美作が手を握っていた真意は、考えている所為で遅くなっていた歩みを、必死に引っ張っているだけだった。
俺は当分の間、気付かないでいたけどね。
* * *
結局、倒壊寸前アンティークアパートに帰ってくるまで、手を引かれて帰ってきた。すっかりお互いに手の平を汗まみれにして、感触が悪くなっている。

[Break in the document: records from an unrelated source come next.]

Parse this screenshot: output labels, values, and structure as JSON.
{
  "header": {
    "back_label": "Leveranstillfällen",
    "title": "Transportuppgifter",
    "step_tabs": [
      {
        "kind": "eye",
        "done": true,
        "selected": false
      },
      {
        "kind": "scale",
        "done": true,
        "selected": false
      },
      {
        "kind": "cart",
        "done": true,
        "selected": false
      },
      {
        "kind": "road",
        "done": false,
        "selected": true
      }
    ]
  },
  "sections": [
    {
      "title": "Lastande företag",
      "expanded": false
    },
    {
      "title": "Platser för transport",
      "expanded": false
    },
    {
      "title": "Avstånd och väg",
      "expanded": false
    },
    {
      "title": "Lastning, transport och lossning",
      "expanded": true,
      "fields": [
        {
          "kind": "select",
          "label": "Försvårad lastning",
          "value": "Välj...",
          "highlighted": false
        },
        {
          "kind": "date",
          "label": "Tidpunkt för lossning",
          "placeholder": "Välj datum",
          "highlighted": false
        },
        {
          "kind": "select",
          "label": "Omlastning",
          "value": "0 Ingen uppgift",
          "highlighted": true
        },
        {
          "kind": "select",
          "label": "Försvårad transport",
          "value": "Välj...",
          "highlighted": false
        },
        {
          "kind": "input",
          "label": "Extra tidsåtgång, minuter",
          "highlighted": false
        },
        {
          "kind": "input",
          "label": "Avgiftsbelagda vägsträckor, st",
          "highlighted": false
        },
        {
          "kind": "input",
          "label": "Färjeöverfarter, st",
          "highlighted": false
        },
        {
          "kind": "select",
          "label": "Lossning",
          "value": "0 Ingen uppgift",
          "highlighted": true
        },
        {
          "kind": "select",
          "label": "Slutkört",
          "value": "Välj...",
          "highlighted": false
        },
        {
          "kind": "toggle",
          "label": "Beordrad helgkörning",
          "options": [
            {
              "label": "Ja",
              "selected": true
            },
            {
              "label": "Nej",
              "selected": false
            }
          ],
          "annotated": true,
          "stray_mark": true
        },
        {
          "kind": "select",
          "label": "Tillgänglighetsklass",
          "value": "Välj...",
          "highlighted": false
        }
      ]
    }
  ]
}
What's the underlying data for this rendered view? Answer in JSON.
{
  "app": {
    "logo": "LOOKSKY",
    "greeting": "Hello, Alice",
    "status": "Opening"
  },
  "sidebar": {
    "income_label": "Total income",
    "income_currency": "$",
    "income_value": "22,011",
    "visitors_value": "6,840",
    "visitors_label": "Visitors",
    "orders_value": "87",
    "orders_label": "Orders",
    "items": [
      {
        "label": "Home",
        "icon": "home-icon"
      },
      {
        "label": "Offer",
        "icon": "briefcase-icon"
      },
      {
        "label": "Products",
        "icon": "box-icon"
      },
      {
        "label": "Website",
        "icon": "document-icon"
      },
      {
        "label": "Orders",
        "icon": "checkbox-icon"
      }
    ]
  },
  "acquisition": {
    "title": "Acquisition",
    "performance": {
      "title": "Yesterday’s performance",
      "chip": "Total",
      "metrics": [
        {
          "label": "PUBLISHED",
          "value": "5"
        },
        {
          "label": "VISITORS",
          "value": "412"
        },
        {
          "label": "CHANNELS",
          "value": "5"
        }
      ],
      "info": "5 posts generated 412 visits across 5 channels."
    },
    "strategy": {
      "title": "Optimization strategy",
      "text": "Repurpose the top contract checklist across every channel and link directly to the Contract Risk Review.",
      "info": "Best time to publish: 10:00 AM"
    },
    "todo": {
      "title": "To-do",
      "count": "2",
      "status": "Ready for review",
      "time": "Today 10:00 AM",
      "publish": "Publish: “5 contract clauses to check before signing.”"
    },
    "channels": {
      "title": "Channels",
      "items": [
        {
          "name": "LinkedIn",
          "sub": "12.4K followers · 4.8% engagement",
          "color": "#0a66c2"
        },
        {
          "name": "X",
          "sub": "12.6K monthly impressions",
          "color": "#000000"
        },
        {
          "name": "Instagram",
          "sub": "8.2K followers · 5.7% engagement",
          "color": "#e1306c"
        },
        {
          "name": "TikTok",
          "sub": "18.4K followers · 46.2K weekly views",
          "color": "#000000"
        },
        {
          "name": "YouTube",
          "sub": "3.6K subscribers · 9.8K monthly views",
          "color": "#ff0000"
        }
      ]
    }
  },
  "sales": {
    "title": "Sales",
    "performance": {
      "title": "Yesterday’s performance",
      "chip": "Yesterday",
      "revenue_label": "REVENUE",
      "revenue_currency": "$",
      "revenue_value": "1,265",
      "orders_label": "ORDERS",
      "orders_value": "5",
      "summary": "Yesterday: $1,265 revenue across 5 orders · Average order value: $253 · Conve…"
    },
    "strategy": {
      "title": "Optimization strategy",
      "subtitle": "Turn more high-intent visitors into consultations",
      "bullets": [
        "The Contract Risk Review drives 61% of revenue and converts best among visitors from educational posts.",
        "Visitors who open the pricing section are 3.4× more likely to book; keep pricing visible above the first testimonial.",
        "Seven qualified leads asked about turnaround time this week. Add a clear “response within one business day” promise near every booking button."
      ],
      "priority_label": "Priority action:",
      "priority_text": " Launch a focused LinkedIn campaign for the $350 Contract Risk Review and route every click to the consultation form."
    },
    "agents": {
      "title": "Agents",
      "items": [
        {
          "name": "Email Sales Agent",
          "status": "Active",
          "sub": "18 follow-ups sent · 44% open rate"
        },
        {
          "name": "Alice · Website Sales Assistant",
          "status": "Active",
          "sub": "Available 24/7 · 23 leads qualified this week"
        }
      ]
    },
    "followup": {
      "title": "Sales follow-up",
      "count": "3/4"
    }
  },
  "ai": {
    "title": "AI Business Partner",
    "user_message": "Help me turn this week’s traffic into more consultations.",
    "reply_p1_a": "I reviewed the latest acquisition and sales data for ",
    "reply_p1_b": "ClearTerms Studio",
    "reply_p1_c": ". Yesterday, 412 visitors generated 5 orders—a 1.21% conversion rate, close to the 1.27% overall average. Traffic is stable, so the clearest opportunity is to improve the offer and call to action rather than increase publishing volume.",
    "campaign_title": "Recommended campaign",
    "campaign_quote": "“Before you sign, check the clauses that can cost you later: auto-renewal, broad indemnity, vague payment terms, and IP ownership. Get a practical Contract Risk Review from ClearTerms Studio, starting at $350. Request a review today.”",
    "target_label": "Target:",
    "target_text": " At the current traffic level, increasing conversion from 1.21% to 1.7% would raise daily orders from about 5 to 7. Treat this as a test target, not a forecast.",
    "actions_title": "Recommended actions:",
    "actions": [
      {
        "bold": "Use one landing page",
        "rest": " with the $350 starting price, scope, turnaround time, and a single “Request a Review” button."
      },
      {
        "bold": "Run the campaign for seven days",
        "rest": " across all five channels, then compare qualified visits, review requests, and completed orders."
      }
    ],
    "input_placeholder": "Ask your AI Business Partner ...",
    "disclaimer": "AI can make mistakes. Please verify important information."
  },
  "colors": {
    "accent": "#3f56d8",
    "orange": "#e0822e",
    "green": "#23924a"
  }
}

俺はそんなこと、気にならないけどね。美作は知らないけどさ。
一歩前にいた美作が立ち止まったので、俺もあわせて立ち止まる。同時に手も離した。
手の平を風が撫で、汗を冷やして気持ちいい。
アパートまではまだ五、六メートル程ある。それなのに美作は止まった。
理由は簡単、アパートの前に変質者がいたからだ。
ダンダンダンとひたすらにノックをラッシュ。
煩いし、かなりの近所迷惑だ。
「ちょ、いつまで出てこないつもりですか!?狸寝入りも居留守も効きませんからね!テント張ってでも、待ちますからね!」
ちなみに、アパートの前の地面はアスファルトだ。テントを建てるために試行錯誤する姿を見てみたかったが、この調子だと夜までノックを続けそうだ。そんなんじゃおちおち夜も眠れない。
一日ぐらい眠らなくても良いけどね。
動く気配のない美作を置き去りに、迷惑者に近づいていく。
俺に全く気付く様子はなく、ひたすらノック。一心にノック。そんな叩きすぎると、ベニヤ合板の扉が壊れそうだ。そんなことはないだろうけど。
襟の歪んだ背中の後ろに立つ。
ここまで気付かないと本当にこの人の鈍さが心配だ。人のことは言えないんだけどさ。
とりあえず俺のすべき事は、大きく手を挙げて――
「わっ!」
「フギャ――――ッ!!」
大声と共に、手を降り下ろした。
气作さんが悲鳴を上げて、腰を抜かした。
予想以上のナイスリアクションだ。
アパートの前、もっと細かく言えば、数無さんの部屋の前にいたのは气作さんだった。
状況から察するに、数無さん担当の編集者か何かだろうか?詳しくは知らないけどね。
はぁ、どうやら气作さんと深く関わらなければならない予感がしてきた。
仮にも数無さんは俺の雇い主だしね。
ま、退屈しのぎに良さそうだけどさ。